80s Animated Classic Disney Refused To Make Started A Revolution

By Jonathan Klotz | Published

For generations, Disney has been the standard for animated films, and it’s only within the last decade that Illumination has slowly overtaken the giant, but other studios have taken shots at the king before. No one came closer to knocking Disney from the top of the mountain than Don Bluth, a former Disney animator who had a great idea for a movie, but the House that Mickey Built turned him. So Bluth left, took some of Disney’s staff with him, and went about launching his independent career with The Secret of NIMH.

Don Bluth Fell In Love With The Book

The Secret of NIMH adapts the book Mrs. Frisby and the Rats of NIMH, a rather dark tale about a field mouse who needs to relocate her house before the farmer starts plowing his field. That might not sound like a dark story, but both the book and the film treat it with the utmost seriousness as a matter of life and death for this family; thankfully for Mrs. Brisby (changed in the film), there’s a group of hyper-intelligent escaped lab rats giving nearby that agree to help out.

Stabbing Rats

The rats, escapees from the National Institute for Mental Health (NIMH), age slowly and have a boosted, nearly human level of intelligence. Led by the elderly Nicodemus, they hatch a plan to drug the farmer’s deadly house cat and use an intricate system of pulleys and levers to move the Brisby family’s entire home. Of course, things don’t go according to plan, and for all of the scary (for a children’s movie) imagery, The Secret of NIMH has an uplifting ending that involves multiple rats getting stabbed.

Disney Had A Mouse Limit

Don Bluth fell in love with the novel and pitched making The Secret of NIMH while he was at Disney, but he was stonewalled for two reasons: one, The Rescuers, another darkish film starring mice, had come out only a few years previously in 1977, and two, that other rodent, Mickey Mouse, meant all mouse-related products had an extra layer of scrutiny.

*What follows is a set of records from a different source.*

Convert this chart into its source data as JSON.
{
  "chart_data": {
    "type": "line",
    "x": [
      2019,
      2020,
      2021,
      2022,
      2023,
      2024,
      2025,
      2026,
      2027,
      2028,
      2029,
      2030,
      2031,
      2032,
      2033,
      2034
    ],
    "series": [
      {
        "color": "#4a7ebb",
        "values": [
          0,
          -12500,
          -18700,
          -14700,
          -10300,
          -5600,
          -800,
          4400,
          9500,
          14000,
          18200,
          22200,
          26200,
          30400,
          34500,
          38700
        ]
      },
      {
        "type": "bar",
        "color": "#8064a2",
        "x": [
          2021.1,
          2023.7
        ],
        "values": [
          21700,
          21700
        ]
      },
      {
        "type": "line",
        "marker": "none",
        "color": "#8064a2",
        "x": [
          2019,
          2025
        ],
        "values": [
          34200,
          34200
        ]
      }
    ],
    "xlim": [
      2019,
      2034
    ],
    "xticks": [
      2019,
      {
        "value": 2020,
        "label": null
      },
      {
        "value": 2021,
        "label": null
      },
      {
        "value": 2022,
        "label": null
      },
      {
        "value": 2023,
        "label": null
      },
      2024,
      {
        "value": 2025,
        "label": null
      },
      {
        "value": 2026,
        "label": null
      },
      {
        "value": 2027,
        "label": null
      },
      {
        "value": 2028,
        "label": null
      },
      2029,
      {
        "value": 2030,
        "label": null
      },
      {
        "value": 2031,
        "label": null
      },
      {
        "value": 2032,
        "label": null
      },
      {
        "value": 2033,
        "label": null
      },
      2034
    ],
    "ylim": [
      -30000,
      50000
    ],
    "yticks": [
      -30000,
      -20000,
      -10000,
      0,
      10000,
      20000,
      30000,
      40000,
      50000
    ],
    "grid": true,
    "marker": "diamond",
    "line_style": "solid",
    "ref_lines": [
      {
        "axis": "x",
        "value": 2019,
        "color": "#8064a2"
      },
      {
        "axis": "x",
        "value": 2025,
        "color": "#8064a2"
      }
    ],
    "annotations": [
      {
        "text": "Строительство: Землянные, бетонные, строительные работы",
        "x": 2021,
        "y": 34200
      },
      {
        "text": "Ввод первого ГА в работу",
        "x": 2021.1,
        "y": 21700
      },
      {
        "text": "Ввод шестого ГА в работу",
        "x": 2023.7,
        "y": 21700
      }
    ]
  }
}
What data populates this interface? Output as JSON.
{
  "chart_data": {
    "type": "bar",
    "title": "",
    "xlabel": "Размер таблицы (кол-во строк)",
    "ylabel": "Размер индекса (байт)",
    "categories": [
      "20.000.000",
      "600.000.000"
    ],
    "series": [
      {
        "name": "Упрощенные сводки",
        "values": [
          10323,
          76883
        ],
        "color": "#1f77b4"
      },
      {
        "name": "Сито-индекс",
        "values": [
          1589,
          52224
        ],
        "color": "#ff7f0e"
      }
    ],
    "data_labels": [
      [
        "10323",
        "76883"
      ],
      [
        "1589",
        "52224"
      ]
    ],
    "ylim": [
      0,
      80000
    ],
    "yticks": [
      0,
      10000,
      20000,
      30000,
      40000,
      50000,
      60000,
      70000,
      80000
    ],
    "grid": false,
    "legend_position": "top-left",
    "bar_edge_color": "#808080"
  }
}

Bluth ended up leaving Disney, formed his own company, hired a bunch of Disney employees, and made the movie a reality.

Doing Things Different

Breaking away from how Disney handled voice acting, Don Bluth hired a few celebrities for The Secret of NIMH, including John Carradine (the father of Keith and David), Dom Deluise, Peter Strauss, and Elizabeth Hartman. Those names may not mean much to you today, but they were all accomplished award-winning stars, and joining them were future stars, including Star Trek: The Next Generation’s Wil Wheaton and Charmed’s Shannon Doherty.

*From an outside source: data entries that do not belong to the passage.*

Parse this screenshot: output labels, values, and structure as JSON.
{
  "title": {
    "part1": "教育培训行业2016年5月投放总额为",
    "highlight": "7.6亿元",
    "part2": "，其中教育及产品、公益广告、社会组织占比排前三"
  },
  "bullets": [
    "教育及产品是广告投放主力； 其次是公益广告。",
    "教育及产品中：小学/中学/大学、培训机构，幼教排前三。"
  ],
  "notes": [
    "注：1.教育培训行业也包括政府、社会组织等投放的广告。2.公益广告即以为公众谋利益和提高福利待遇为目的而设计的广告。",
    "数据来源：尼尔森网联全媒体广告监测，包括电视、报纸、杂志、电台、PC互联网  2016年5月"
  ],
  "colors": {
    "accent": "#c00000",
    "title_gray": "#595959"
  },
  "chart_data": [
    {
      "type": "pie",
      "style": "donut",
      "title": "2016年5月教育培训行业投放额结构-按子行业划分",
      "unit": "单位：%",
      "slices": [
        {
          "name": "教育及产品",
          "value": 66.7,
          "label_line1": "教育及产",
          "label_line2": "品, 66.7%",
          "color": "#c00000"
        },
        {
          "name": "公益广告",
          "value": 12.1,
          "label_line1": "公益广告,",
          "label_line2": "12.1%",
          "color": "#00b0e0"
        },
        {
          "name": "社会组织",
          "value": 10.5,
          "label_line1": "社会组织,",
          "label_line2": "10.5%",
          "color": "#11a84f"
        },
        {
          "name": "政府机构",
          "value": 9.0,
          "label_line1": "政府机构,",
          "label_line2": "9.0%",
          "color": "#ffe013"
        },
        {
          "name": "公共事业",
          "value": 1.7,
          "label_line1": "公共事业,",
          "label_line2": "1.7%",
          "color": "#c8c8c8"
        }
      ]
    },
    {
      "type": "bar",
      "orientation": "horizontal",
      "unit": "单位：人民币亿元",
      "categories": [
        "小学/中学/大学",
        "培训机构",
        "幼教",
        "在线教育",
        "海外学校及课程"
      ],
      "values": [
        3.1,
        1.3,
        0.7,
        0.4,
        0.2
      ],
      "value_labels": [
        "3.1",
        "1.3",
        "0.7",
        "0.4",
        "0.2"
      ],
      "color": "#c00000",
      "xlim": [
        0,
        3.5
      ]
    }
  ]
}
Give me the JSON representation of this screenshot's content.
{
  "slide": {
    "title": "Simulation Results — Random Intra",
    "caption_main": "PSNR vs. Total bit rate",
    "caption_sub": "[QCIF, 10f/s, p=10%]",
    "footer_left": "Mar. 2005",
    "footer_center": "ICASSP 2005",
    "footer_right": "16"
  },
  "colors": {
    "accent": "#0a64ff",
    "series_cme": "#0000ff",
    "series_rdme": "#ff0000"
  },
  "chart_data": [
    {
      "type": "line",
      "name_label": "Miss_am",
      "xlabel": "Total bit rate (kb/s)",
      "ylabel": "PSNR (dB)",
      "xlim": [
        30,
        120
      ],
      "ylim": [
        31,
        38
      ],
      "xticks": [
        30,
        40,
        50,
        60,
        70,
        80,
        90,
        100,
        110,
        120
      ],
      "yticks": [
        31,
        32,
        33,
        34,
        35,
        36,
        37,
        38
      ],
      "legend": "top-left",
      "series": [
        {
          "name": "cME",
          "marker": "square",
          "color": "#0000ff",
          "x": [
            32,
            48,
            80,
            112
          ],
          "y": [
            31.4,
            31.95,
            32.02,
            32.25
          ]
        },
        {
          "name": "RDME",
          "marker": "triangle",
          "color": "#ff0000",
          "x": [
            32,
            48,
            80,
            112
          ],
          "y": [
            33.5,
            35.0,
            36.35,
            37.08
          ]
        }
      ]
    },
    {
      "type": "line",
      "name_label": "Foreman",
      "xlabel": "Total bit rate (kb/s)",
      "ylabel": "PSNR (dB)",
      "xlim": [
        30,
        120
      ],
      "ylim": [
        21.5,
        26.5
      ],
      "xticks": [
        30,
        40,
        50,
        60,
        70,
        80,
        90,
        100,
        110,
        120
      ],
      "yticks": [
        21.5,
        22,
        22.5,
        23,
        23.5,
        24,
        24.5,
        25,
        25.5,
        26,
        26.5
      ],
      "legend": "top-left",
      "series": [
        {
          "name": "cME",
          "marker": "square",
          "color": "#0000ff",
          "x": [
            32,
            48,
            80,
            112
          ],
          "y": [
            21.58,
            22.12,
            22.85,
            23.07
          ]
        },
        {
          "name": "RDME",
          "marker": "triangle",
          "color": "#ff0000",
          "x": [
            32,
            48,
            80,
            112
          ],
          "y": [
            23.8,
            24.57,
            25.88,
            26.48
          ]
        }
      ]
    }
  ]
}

Launched A Disney Competitor

The Secret Of NIMH was a critical success and is now considered a classic, but in 1982, it failed to make enough at the box office to keep Don Bluth’s new company afloat, but there’s a silver lining. Bluth, one year later, helped form the Don Bluth Group, and the first product of this new studio (his second in three years) was the instant classic arcade game Dragon’s Lair. That, combined with the resounding success of NIMH on VHS, helped the second studio stay afloat and go on to make history.

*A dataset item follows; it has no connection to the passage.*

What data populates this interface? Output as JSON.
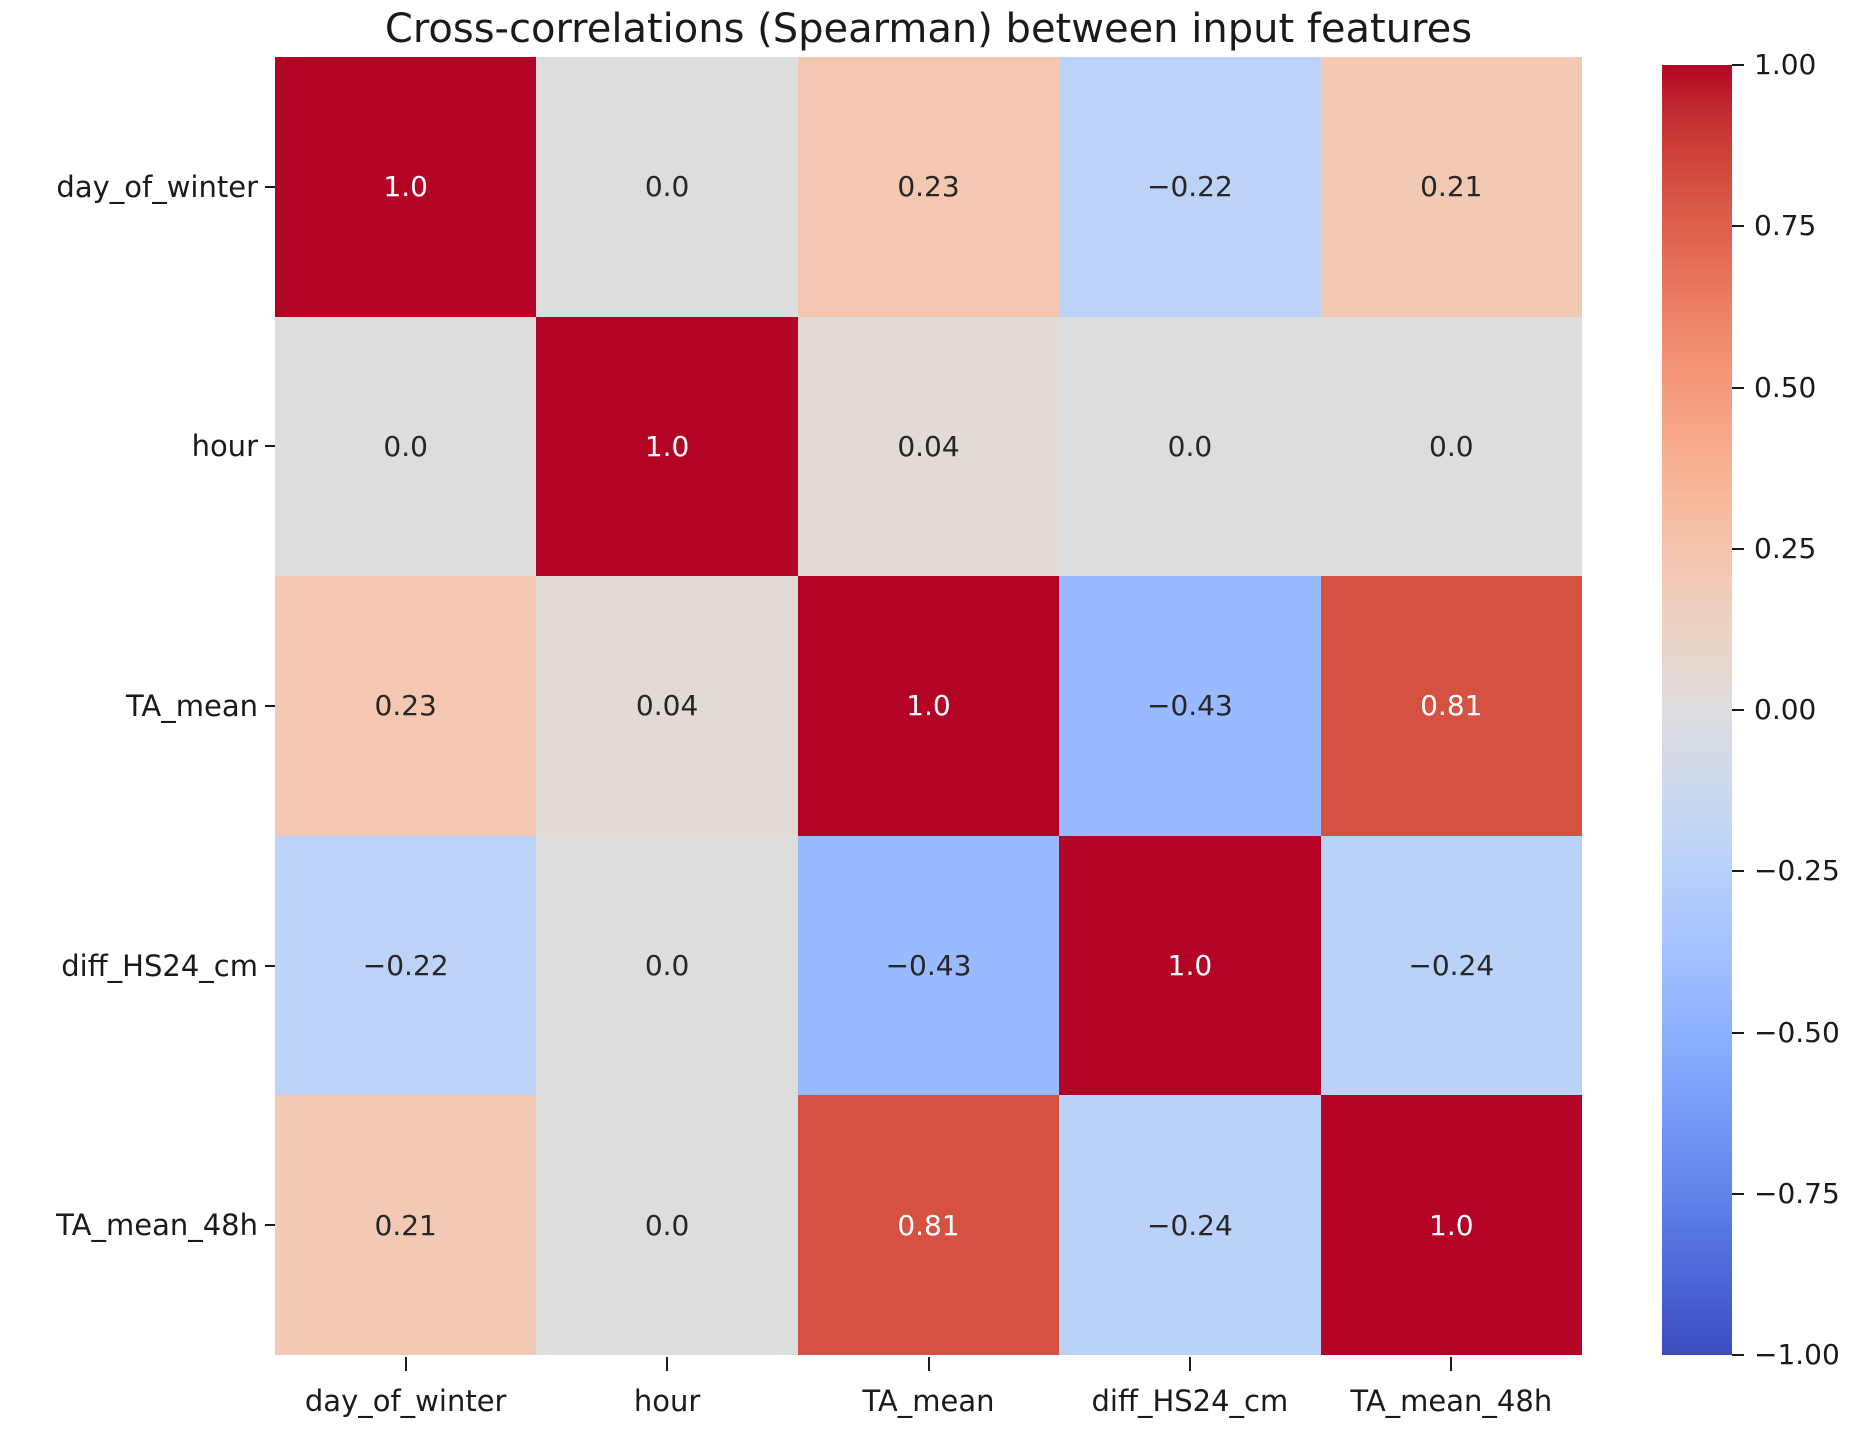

Because Disney passed on the adaptation he wanted to make, Bluth ended up taking the first steps in his 20-year head-to-head battle with Disney, going from An American Tale to The Land Before Time, and then in the 90s, Anastasia, the best non-Disney Princess movie of all time, and finally, Titan A.E., an underrated sci-fi gem.

It’s A Timeless Film

REVIEW SCORE

A sequel to The Secret of NIMH was released in 1998, but it has nothing to do with Don Bluth’s original. The Secret of NIMH 2: Timmy to the Rescue was direct-to-VHS trash. Instead, only watch the original classic, which I think still holds up today as Bluth’s classic animation style, which he learned from Walt Disney himself, is simply timeless.

You can stream The Secret of NIMH on Tubi, Pluto TV, and The Roku Channel. It will be a cold day in Hell when it’s on Disney+.